The date made famous by Columbus's voyage to America, 1492, resonated with infamy for Spanish Jews and Muslims. For nearly eight centuries, they had coexisted peacefully with Christians under the rule of various Muslim dynasties; but that year, an adamantly Catholic Spain expelled them as heretics from the Iberian Peninsula. Conversos—Jews and Muslims who had converted to Catholicism—were allowed to stay, but they led precarious lives: Christian suspicion of the sincerity of their conversions lead to their imprisonment, even torture and execution. Jews who practiced their religion clandestinely were known as crypto-, or secret, Jews, and they hung onto their beliefs and culinary traditions with courage and pride, struggling to maintain their cohesion and evade the Inquisition.
Other than that it retained symbolic as well as nutritional value to them, very little is known about the food eaten by the crypto-Jews of Spain—which makes_ A Drizzle of Honey: The Lives and Recipes of Spain's Secret Jews_ quite remarkable. Because no medieval Jewish cookbooks exist today, authors David M. Gitlitz and his wife, Linda Kay Davidson, both of whom teach Spanish at the University of Rhode Island, had to turn to other sources for their research—including trial testimonies from the Inquisition, which often cited culinary customs as evidence of crypto-Jewish behavior. Traditions like finishing a dish with a drizzle of honey (hence the book's title) revealed the cook to be Jewish, as did koshering meat, avoiding foods (like shellfish and pork) that were banned by Jewish dietary law, and preparing special dishes for the Sabbath and other holidays.
Reading court documents over a period of two decades, Gitlitz found about 90 brief references to Jewish cooking in Iberia and its colonies, and manipulated those meager and inexact reports into recipes that can be cooked in a modern American kitchen. For example, a 1523 testimony tells us only that the accused on ''Friday night cooked meatballs and another stew pot of Swiss chard with its spices and chickpeas''. In Gitlitz and Davidson's hands, this becomes an 11-step meatball stew recipe enriched with helpful cooking tips. The authors freely admit to experimentation, but they have done the kind of research necessary to make very good educated guesses, analyzing several ancient and medieval cookbooks whose provenances range from first-century Rome to 13th-century Baghdad to 14th-century Paris. They also include, along with each recipe and the testimony on which it is based, the story of the ill-fated cook. Beatriz Nuñez, for example, brought before the Inquisition in 1485, was denounced by one of her own maids for making a Sabbath stew; she was later burned alive as a heretic.

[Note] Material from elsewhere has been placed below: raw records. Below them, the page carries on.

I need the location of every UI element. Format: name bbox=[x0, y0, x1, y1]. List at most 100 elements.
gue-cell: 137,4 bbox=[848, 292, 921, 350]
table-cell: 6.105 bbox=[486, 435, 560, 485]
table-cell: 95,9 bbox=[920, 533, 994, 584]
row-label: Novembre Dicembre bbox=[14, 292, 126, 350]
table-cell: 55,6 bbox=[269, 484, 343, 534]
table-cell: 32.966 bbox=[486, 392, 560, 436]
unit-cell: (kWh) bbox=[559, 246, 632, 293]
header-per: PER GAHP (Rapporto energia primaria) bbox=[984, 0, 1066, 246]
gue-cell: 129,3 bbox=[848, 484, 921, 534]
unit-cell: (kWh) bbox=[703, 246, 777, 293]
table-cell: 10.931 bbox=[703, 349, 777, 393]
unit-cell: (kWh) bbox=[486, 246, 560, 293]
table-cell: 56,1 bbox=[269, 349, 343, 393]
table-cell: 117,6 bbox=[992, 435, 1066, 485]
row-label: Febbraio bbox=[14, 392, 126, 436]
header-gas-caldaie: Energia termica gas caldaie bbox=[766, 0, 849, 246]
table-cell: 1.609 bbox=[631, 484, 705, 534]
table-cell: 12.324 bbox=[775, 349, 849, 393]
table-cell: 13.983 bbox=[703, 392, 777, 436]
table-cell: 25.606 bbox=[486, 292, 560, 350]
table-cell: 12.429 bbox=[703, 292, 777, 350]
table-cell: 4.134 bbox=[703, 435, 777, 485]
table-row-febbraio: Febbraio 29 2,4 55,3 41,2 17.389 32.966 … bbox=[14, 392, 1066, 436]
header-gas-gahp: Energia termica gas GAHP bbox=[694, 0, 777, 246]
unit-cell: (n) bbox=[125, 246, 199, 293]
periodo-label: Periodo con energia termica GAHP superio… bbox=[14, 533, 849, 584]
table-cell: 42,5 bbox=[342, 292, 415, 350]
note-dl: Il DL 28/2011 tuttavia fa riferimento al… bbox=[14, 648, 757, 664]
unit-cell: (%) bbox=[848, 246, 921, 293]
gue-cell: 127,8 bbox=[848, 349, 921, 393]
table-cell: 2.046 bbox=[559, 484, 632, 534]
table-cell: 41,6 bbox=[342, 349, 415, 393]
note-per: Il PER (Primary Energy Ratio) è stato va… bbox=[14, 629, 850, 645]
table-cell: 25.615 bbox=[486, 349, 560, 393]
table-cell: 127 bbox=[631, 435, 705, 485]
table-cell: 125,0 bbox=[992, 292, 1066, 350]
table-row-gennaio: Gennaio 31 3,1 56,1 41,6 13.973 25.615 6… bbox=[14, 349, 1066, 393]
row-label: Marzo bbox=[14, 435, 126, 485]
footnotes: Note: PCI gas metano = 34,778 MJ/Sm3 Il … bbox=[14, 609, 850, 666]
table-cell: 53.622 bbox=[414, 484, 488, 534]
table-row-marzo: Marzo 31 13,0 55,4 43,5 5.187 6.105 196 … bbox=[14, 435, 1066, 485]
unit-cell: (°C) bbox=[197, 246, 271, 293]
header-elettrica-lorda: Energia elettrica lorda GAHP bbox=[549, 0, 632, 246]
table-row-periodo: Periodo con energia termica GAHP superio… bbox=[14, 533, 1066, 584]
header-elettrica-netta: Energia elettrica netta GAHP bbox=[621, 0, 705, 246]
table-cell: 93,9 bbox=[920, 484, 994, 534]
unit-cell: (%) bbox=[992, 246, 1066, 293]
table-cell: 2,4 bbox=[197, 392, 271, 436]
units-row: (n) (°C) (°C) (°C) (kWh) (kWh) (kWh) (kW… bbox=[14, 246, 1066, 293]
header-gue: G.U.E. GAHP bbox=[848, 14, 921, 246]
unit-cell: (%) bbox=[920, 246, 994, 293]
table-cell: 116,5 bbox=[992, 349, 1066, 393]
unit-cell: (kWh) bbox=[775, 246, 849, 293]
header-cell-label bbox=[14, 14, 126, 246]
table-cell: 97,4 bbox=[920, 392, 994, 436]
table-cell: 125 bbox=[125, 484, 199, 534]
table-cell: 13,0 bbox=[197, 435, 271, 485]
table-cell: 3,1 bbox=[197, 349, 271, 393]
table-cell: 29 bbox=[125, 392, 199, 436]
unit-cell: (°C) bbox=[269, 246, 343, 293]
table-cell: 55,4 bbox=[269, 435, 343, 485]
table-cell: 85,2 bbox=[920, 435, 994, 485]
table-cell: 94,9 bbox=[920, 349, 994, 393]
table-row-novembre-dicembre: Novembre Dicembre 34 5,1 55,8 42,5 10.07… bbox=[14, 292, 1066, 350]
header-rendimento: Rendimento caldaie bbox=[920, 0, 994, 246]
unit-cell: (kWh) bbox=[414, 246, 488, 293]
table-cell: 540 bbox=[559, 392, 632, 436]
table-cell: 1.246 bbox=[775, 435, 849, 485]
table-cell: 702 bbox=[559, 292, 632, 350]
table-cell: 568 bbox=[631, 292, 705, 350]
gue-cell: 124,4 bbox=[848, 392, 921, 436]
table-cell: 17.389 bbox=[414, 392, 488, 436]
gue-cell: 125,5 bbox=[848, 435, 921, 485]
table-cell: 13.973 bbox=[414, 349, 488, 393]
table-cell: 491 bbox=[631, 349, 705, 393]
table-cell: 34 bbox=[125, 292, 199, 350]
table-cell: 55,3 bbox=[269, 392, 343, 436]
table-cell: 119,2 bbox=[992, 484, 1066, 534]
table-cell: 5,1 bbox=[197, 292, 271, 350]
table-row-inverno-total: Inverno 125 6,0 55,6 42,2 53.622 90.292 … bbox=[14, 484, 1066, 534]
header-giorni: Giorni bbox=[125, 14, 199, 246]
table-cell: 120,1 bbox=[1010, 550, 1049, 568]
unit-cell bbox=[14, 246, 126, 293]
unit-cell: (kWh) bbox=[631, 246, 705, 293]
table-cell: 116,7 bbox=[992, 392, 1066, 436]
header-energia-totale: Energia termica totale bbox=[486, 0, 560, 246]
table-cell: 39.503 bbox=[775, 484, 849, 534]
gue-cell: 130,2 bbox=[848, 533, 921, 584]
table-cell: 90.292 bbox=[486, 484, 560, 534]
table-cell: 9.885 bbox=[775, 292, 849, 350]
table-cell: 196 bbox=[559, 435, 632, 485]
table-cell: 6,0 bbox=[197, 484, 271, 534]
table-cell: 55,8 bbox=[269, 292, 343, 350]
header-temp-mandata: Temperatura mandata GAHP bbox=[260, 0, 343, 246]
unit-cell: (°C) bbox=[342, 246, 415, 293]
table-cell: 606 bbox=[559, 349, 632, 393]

The foods these Spanish Jews cooked owed much to the culinary sensibilities and aesthetics of their longtime Islamic rulers. Rice, artichokes, and saffron—just a few of the items imported from the Arab world—appear in many of the book's recipes. The Islamic penchant for coloring foods also influenced Iberian cooking, and we see it here in a recipe called Diego Enriquez's carne con yerbabuena, a beef stew tinted green with a copious amount of mint and parsley.
Culinary history in the form of cookbooks is in its infancy, and most of it has not ventured beyond the collecting of historical factoids. But A Drizzle of Honey is a culinary history you can sink your teeth into. It sheds light on medieval Jewish culinary culture, has intriguing recipes, and offers careful and attentive scholarship. The authors back up their claims solidly, quote sources accurately, and end with extensive notes and bibliography. Lest my praise seem too effusive, though, allow me some quibbles: One source used, a writer named Beinart, is not in the bibliography. And it's not true, as the authors claim, that the Arabs introduced the chickpea to Spain; it grew all over the Mediterranean in ancient times. Also, the authors argue that since medieval cookbooks relied heavily on spices, heavy spice use must have been common. But these cookbooks were written for the rich, and spices were too expensive to be used lavishly by ordinary people. Another problem: There are no maps, and this book begs for them. Lastly, many of the recipes make for more fascinating reading than they do satisfying eating.
Despite these quibbles, this penetrating work may be the best historical Jewish cookbook yet written—and it is certainly a must for anyone who heeds this ancient Muslim proverb: Of the good things of this world, the Muslims enjoy most sex; the Christians, money; the Persians, status; and the Jews, food.